6 Años de compromiso sostenido para alcanzar una meta conjunta: poner fin al trabajo infantil en América Latina y el Caribe

Hoy, 14 de octubre, la Iniciativa Regional América Latina y el Caribe Libre de Trabajo Infantil (IR) conmemora el 6º aniversario de constitución en un contexto de incertidumbre y de crisis, pero más alerta que nunca y con el compromiso sostenido de continuar mejorando las políticas que reduzcan el riesgo de trabajo infantil y preserven los avances logrados en los últimos años.

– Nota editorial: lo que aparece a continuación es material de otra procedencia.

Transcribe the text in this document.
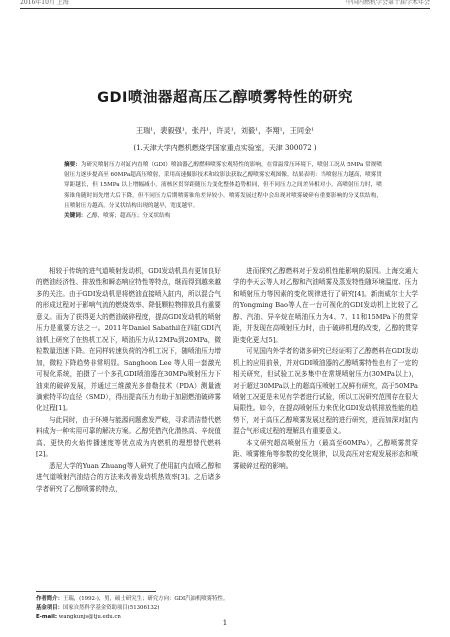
2016年10月 上海	中国内燃机学会第十届学术年会
GDI喷油器超高压乙醇喷雾特性的研究
王瑞¹，裴毅强¹，张丹¹，许灵¹，刘毅¹，李翔¹，王同金¹
(1.天津大学内燃机燃烧学国家重点实验室，天津 300072 )
摘要：为研究喷射压力对缸内直喷（GDI）喷油器乙醇燃料喷雾宏观特性的影响，在常温常压环境下，喷射工况从 5MPa 常规喷射压力逐步提高至 60MPa超高压喷射，采用高速摄影技术和纹影法获取乙醇喷雾宏观图像。结果表明：当喷射压力越高，喷雾贯穿距越长，但 15MPa 以上增幅减小。液核区贯穿距随压力变化整体趋势相同，但不同压力之间差异相对小。高喷射压力时，喷雾锥角随时间先增大后下降，但不同压力后期喷雾锥角差异较小。喷雾发展过程中会出现对喷雾破碎有重要影响的分叉状结构，且喷射压力越高，分叉状结构出现的越早，宽度越窄。
关键词：乙醇，喷雾；超高压；分叉状结构

相较于传统的进气道喷射发动机，GDI发动机具有更加良好的燃油经济性、排放性和瞬态响应特性等特点，继而得到越来越多的关注。由于GDI发动机是将燃油直接喷入缸内，所以混合气的形成过程对于影响气流的燃烧效率、降低颗粒物排放具有重要意义。而为了获得更大的燃油破碎程度，提高GDI发动机的喷射压力是重要方法之一。2011年Daniel Sabathil在四缸GDI汽油机上研究了在热机工况下，喷油压力从12MPa到20MPa，微粒数量迅速下降。在同样转速负荷的冷机工况下，随喷油压力增加，微粒下降趋势非常明显。Sanghoon Lee 等人用一套激光可视化系统，拍摄了一个多孔GDI喷油器在30MPa喷射压力下油束的破碎发展，并通过三维激光多普勒技术（PDA）测量液滴索特平均直径（SMD），得出提高压力有助于加剧燃油破碎雾化过程[1]。

与此同时，由于环境与能源问题愈发严峻，寻求清洁替代燃料成为一种实用可靠的解决方案。乙醇凭借汽化潜热高、辛烷值高、更快的火焰传播速度等优点成为内燃机的理想替代燃料[2]。

悉尼大学的Yuan Zhuang等人研究了使用缸内直喷乙醇和进气道喷射汽油结合的方法来改善发动机热效率[3]。之后诸多学者研究了乙醇喷雾的特点，

进而探究乙醇燃料对于发动机性能影响的原因。上海交通大学的李天云等人对乙醇和汽油喷雾及蒸发特性随环境温度、压力和喷射压力等因素的变化规律进行了研究[4]。新南威尔士大学的Yongming Bao等人在一台可视化的GDI发动机上比较了乙醇、汽油、异辛烷在喷油压力为4、7、11和15MPa下的贯穿距，并发现在高喷射压力时，由于破碎机理的改变，乙醇的贯穿距变化更大[5]。

可见国内外学者的诸多研究已经证明了乙醇燃料在GDI发动机上的应用前景，并对GDI喷油器的乙醇喷雾特性也有了一定的相关研究，但试验工况多集中在常规喷射压力(30MPa以上)，对于超过30MPa以上的超高压喷射工况鲜有研究，高于50MPa喷射工况更是未见有学者进行试验，所以工况研究范围存在很大局限性。如今，在提高喷射压力来优化GDI发动机排放性能的趋势下，对于高压乙醇喷雾发展过程的进行研究，进而加深对缸内混合气形成过程的理解具有重要意义。

本文研究超高喷射压力（最高至60MPa），乙醇喷雾贯穿距、喷雾锥角等参数的变化规律，以及高压对宏观发展形态和喷雾破碎过程的影响。

作者简介：王瑞，(1992-)，男，硕士研究生；研究方向：GDI汽油机喷雾特性。
基金项目：国家自然科学基金资助项目(51306132)
E-mail: wangkunjs@tju.edu.cn
1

La IR está conformada por 30 países de América Latina y el Caribe*, 7 organizaciones de empleadores, 7 organizaciones de trabajadores, y 1 Secretaría Técnica a cargo de la Oficina Regional de la Organización Internacional del Trabajo (OIT).

*Antigua y Barbuda, Argentina, Bahamas, Barbados, Bolivia, Brasil, Chile, Colombia, Costa Rica, Cuba, Ecuador, El Salvador, Granada, Guatemala, Guyana, Haití, Honduras, Jamaica, México, Nicaragua, Panamá, Paraguay, Perú, República Dominicana, San Cristóbal y Nieves, Santa Lucía, Surinam, Trinidad y Tobago, Uruguay y Venezuela.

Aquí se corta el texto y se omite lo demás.